Options are also read from the ONNX_MLIR_FLAGS
environment variable. For example, ONNX_MLIR_FLAGS="-O3"
will ensure -O3
for all compilations.
For example, use the following command to lower an ONNX model (e.g., add.onnx) to ONNX dialect:
./onnx-mlir --EmitONNXIR add.onnx
The output should look like:
module {
func.func @main_graph(%arg0: tensor<10x10x10xf32>, %arg1: tensor<10x10x10xf32>) -> tensor<10x10x10xf32> {
%0 = "onnx.Add"(%arg0, %arg1) : (tensor<10x10x10xf32>, tensor<10x10x10xf32>) -> tensor<10x10x10xf32>
return %0 : tensor<10x10x10xf32>
}
}
An example based on the add operation is found here, which build an ONNX model using a python script, and then provide a main program to load the model's value, compute, and print the models output.
An end to end example is provided here, which train, compile, and execute a simple MNIST example using our C/C++, Python, or Java interface.
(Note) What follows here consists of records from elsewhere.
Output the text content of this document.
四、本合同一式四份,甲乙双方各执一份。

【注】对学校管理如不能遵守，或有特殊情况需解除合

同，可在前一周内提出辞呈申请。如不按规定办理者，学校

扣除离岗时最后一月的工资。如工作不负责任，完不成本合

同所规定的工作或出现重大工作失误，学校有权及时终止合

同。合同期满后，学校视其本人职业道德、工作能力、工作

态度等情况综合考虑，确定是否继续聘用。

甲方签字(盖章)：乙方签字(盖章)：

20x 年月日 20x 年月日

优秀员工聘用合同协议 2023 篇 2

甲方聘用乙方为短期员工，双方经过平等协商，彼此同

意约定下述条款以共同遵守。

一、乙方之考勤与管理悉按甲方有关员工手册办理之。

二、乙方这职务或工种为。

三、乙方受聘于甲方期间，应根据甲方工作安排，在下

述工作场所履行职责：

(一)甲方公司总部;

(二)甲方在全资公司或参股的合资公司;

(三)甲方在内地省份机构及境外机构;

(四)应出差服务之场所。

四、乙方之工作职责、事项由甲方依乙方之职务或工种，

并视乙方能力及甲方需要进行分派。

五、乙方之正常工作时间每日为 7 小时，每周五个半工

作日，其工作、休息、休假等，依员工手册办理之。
Documentation is provided in the docs
sub-directory; the DocumentList page provides an organized list of documents. Information is also provided on our public facing
onnx.ai/onnx-mlir pages.
We are welcoming contributions from the community. Please consult the CONTRIBUTING page for help on how to proceed.
ONNX-MLIR requires committers to sign their code using the Developer Certificate of Origin (DCO).
Practically, each git commit
needs to be signed, see here for specific instructions.
The ONNX-MLIR code of conduct is described at https://onnx.ai/codeofconduct.html.
- The onnx-mlir-serving project implements a GRPC server written with C++ to serve onnx-mlir compiled models. Benefiting from C++ implementation, ONNX Serving has very low latency overhead and high throughput.